Health Plan Definitions

Despite the number of different health plan names, there are actually only four basic types of health plans: Indemnity, Preferred Provider Organization (PPO), Health Maintenance Organization (HMO) and Exclusive Provider Organization/Point of Service (EPO/POS).

Indemnity Plans

Indemnity plans are the traditional fee-for-service type of health plan. Indemnity plans offer patients total freedom in selecting physicians and hospitals.

However, since indemnity plans are not managed care plans with negotiated reduced fees and the cost of care is billed at full charge, patients pay more out-of-pocket cost than they would with one of the
managed care plans.

Preferred Provider Organization (PPO) Plans

PPO plans are managed care plans based upon an organized network of independent physicians and hospitals who provide care at reduced or discounted fee-for-service. Patients who select participating physicians and hospitals are rewarded with reduced out-of-pocket costs and lower annual premiums.

Health Maintenance Organization (HMO) Plans

HMO plans are also managed care plans based upon an organized network of health care providers. However, patients have less freedom of choice since they must select a primary care physician participating in the HMO plan.

The primary care physician acts as the "gatekeeper," managing all medical care for the patient. Care from specialty physicians is available within the HMO network, but only upon referral from the primary care physician. Patients pay minimal costs for office visits and medications, and pay the least in annual premiums.

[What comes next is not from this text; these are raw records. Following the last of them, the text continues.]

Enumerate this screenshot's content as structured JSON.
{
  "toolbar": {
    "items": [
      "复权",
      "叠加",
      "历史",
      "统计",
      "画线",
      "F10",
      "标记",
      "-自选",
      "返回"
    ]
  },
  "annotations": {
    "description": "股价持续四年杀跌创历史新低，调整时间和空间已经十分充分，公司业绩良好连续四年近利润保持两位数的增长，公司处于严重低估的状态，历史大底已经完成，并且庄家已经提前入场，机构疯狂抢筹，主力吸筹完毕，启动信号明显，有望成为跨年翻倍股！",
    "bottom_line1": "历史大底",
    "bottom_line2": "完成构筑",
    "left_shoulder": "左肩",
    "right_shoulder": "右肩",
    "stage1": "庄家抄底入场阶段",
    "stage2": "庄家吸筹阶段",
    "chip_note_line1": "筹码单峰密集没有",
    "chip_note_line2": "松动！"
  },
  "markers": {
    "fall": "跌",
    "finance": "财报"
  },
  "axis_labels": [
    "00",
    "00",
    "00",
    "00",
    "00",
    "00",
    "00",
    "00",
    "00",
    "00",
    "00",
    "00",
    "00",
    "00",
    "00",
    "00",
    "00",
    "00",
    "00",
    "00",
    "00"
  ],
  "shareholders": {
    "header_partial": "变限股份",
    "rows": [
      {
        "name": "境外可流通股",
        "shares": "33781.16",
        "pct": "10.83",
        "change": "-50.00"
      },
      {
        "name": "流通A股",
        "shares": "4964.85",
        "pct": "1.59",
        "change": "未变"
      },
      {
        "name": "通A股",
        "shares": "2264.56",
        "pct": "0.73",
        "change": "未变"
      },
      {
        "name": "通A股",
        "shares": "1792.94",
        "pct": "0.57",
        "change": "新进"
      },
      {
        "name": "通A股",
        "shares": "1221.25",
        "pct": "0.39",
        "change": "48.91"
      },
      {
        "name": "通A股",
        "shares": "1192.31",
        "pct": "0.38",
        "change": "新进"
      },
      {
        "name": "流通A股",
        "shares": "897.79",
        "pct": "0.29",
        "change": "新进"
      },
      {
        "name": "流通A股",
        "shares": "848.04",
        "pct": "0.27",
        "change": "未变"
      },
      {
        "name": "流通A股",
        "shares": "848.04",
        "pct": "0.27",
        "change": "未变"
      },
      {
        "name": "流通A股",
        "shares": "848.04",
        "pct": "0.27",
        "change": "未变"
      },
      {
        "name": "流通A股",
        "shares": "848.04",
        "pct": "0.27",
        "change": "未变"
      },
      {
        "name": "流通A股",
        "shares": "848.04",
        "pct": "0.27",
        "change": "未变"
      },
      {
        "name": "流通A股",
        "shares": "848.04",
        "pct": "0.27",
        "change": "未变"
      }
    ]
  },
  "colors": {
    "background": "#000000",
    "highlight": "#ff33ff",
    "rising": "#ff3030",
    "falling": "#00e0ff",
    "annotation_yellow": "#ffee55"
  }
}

Exclusive Provider Organization (EPO) / Point of Service Plans (POS)

EPO/POS plans are managed care plans that incorporate features of both HMO and PPO plans. When patients choose to receive care from providers that are part of the EPO plan network of independent physicians and hospitals, the care is reimbursed at negotiated contract rates which significantly reduces out-of-pocket costs.

However, patients may also choose to receive care from providers that
are not part of the EPO plan network. In this case, patients pay traditional fee-for-service rates which significantly increase out-of-pocket costs.

The unique feature of EPO plans is the opportunity to choose physicians and hospitals both inside and outside of the EPO plan network, even though plan benefits are greatly reduced when non-network providers are chosen.